We’ve been growing kale at Terra Firma since the beginning of the farm — actually, since before it was even called Terra Firma.
Kale is a great crop for anyone who has a limited amount of space. A handful of plants produce a respectable amount of greens over a long season — anywhere from 3 months to almost a year. Kale can handle all kinds of weather: cool and wet, hot and dry, even cold and snow to a certain extent.
Unlike its relatives broccoli, cauliflower and cabbage, which are harvested just once, kale can be harvested numerous times. As you pick leaves off the plant, it continues to grow and make more. In the process it gets fatter and taller. As its root system grows, it becomes even more productive.
All these tendencies make kale a great crop for us in our “off season”. We plant it in September when it’s warm and dry and it grows quickly for a month or two.

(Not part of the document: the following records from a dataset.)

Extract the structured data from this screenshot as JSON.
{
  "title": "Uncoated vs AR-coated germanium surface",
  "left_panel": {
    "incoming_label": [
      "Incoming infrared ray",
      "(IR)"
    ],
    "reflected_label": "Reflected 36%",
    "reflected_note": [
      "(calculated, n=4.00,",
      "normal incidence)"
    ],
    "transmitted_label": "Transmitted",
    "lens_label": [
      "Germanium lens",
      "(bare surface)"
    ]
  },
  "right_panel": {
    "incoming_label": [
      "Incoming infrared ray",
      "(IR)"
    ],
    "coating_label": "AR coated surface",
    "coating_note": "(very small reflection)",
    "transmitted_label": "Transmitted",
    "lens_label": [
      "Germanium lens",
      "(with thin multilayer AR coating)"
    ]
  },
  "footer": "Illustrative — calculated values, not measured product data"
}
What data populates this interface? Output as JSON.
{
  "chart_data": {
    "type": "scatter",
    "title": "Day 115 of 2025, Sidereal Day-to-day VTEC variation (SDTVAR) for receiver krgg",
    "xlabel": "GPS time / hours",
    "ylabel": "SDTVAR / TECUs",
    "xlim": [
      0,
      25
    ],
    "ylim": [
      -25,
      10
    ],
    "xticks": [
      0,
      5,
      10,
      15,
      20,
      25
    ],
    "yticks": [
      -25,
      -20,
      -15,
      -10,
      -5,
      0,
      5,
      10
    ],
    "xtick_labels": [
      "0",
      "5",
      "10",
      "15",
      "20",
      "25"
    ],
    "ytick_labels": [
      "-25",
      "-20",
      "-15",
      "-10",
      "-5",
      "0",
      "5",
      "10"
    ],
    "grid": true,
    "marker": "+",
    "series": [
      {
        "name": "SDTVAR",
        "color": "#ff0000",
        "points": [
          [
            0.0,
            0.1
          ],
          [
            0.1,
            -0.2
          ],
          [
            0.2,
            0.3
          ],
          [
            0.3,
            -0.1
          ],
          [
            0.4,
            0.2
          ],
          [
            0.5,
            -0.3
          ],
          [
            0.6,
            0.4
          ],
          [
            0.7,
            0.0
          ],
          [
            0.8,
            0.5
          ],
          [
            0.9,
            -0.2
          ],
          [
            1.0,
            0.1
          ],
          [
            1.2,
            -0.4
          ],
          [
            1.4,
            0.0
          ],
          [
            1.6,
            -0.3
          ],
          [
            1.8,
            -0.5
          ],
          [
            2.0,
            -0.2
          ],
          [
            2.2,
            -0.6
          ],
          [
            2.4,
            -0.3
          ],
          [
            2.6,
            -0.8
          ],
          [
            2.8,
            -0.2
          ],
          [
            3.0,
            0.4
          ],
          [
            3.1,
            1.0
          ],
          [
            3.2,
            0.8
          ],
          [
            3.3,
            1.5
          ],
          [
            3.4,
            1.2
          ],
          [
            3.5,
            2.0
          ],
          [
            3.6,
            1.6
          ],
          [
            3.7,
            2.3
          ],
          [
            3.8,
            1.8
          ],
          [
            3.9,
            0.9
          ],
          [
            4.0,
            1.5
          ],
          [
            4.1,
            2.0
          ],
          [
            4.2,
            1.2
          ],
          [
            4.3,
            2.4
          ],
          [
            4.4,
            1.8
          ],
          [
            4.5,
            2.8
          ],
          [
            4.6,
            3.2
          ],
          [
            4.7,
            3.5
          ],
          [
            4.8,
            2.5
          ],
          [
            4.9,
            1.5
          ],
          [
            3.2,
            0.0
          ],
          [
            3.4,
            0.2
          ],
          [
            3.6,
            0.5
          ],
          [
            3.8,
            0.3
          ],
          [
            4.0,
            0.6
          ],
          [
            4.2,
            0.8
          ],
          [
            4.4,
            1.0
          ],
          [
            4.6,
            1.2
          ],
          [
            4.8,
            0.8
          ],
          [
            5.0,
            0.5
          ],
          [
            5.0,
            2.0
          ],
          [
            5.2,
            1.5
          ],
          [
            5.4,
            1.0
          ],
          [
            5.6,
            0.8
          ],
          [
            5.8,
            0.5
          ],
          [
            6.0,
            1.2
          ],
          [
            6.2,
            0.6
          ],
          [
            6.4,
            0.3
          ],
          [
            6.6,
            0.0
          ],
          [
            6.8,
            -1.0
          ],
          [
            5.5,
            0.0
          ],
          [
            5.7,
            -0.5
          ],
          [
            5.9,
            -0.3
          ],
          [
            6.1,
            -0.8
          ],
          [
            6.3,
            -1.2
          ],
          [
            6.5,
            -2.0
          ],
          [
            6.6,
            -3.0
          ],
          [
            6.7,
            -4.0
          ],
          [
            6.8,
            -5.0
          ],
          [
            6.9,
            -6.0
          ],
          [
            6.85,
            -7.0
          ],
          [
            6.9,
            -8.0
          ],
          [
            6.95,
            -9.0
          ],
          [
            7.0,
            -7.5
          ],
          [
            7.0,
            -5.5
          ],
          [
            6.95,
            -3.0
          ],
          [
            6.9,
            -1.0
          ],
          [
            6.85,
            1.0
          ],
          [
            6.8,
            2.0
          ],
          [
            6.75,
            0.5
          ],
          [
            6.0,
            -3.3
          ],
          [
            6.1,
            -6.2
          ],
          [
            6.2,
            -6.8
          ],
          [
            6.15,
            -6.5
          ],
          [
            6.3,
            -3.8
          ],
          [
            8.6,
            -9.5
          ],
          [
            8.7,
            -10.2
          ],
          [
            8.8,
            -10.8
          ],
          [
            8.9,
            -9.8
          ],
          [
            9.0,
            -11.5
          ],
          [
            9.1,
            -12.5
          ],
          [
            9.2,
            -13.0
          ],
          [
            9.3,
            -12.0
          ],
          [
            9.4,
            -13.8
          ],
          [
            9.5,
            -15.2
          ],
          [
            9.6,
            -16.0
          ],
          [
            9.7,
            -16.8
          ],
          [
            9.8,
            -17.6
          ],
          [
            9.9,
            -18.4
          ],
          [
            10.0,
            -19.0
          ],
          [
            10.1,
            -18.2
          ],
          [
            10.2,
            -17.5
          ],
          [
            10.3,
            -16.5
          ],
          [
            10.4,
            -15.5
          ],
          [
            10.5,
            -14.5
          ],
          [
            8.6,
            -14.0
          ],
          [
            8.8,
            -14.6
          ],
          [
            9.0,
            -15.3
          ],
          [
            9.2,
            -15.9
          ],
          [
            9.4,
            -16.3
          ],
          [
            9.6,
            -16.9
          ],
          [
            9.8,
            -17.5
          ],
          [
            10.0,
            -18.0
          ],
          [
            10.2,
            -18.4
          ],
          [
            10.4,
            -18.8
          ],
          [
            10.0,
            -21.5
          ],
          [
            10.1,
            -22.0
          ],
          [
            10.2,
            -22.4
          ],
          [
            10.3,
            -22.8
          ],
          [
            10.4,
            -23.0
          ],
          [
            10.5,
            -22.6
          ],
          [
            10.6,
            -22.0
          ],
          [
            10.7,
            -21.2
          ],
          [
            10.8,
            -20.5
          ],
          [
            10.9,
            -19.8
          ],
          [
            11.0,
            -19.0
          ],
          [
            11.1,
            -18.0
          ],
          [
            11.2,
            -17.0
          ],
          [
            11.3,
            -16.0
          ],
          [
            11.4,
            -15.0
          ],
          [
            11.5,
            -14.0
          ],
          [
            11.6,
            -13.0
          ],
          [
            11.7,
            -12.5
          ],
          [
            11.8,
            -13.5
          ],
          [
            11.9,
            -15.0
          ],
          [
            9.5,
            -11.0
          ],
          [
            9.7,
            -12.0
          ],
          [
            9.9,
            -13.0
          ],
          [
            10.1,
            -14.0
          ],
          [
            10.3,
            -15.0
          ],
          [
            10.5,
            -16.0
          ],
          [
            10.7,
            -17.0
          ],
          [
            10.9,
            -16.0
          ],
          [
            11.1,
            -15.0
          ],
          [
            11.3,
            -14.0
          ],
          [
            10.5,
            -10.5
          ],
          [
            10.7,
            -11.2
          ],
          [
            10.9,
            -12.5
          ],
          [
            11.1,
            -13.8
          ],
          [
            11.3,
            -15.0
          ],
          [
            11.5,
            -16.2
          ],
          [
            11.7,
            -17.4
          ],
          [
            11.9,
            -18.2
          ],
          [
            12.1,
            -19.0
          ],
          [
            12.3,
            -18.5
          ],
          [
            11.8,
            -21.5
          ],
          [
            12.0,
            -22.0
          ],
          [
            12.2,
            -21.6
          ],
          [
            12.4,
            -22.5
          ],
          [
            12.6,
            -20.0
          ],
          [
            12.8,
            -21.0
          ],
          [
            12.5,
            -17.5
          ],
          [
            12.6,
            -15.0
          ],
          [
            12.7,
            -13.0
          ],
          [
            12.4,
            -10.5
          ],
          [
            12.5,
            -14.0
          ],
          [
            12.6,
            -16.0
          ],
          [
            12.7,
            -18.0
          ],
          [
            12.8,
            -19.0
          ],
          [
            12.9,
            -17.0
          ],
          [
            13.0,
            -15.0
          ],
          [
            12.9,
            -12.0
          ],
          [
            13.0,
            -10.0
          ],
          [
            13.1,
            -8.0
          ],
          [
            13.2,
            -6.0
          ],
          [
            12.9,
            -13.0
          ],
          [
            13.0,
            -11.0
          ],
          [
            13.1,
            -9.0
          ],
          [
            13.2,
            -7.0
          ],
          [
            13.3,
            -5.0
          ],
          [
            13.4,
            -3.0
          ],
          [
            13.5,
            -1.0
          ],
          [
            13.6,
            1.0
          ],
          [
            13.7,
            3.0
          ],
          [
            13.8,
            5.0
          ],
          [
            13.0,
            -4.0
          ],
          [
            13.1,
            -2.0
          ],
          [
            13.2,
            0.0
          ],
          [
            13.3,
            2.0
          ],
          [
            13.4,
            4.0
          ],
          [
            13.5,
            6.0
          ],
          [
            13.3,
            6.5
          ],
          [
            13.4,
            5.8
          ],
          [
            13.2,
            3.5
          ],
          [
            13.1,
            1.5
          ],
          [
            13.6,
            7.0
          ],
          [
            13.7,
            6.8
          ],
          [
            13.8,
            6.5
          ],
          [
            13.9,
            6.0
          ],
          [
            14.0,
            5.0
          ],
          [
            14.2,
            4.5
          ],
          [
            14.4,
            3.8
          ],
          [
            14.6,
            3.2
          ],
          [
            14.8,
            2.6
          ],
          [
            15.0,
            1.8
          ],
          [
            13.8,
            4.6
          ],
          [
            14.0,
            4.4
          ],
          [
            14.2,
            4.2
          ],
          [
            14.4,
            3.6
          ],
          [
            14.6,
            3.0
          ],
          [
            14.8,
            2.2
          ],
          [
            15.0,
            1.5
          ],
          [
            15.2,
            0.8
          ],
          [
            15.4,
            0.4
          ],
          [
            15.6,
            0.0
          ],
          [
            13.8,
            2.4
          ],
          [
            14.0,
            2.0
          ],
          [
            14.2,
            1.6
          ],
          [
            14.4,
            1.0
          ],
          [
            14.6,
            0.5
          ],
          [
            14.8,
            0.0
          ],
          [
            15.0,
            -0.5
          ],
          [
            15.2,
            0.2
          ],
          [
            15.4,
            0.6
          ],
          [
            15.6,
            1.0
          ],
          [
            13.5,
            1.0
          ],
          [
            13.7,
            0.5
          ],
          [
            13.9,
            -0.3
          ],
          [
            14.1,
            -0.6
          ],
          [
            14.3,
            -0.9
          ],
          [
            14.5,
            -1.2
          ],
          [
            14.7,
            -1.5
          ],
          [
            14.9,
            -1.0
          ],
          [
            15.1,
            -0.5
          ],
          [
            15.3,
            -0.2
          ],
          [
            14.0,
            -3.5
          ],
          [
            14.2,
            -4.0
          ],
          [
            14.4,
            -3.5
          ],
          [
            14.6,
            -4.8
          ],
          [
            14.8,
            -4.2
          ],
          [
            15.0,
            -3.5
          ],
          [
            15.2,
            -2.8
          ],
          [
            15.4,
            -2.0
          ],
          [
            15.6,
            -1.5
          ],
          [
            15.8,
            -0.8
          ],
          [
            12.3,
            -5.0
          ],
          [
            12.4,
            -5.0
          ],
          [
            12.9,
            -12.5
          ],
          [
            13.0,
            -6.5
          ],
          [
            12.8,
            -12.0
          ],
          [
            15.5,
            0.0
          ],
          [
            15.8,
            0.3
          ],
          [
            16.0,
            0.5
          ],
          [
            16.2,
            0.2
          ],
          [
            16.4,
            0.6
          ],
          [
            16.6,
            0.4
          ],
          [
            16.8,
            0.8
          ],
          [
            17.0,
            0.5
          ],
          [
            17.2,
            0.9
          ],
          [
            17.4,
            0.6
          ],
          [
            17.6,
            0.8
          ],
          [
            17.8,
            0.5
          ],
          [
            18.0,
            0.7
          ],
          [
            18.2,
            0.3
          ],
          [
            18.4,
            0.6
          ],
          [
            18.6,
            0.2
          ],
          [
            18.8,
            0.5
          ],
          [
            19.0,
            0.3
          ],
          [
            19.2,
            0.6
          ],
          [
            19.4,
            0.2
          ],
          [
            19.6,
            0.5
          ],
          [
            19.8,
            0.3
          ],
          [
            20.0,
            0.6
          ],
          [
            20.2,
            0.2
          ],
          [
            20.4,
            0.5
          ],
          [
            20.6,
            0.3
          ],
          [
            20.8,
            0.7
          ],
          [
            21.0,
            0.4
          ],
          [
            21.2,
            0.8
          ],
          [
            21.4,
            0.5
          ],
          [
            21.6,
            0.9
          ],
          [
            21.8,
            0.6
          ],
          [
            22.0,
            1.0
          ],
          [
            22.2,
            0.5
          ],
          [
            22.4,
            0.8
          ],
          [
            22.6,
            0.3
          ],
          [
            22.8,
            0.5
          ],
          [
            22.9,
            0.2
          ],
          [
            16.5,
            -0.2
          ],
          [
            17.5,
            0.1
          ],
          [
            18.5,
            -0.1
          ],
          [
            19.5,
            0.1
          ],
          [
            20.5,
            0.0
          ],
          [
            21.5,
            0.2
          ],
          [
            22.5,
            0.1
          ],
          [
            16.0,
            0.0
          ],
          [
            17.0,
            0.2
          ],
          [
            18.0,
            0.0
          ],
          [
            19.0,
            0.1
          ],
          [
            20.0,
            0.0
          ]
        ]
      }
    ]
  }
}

Later on, whether it’s a dry winter or a really wet one, the kale is there, ready to harvest whenever we need it. A hard freeze will ruin broccoli or lettuce, but for the kale it’s usually just a temporary setback. A few leaves may be damaged but the plants will soon sprout new ones.
The biggest problem with growing kale has always been selling it. With its strong flavor and chewy texture, it is an acquired taste. On the other hand, it is loaded with vitamins and minerals including anti-oxidants, which gives health-conscious eaters a strong motive to make it part of their regular diet.
The traditional way to make kale taste better was to boil it in a broth, often flavored with lots of salt and fat in the form of bacon or ham. In the southern U.S., they call the broth “pot liquor”. And in Europe, places as culinarily distinct as Scotland, Portugal and Italy all have soupy dishes combining kale and some form of preserved pork.
Kale is still not, and probably never will be, a mainstream food in the U.S. There may be eight flavors of kale chips now, but you will never see Lays or Frito Lay making them, for instance. And juicers may be fanatical about their green smoothies, but I don’t expect those to replace breakfast cereal any time soon for most people.
However, the growing popularity of kale salad might actually make it a household name outside of a handful of metropolitan areas. When I first saw a recipe for kale salad, I admit I thought it was a terrible idea. But as soon as I tasted it, I understood the concept.
Good kale salad is like a pickle or slaw — the leaves infused with a flavorful marinate that simultaneously softens their chewy texture. I’m less of a fan of kale salads with dressings that coat the leaves without penetrating them. And unlike most salads, you can make it in advance and it gets better over time.
Whatever new innovative methods the culinary world comes up with for eating kale, we will happily keep growing it. And we will keep putting it in your CSA boxes on a regular basis during the season.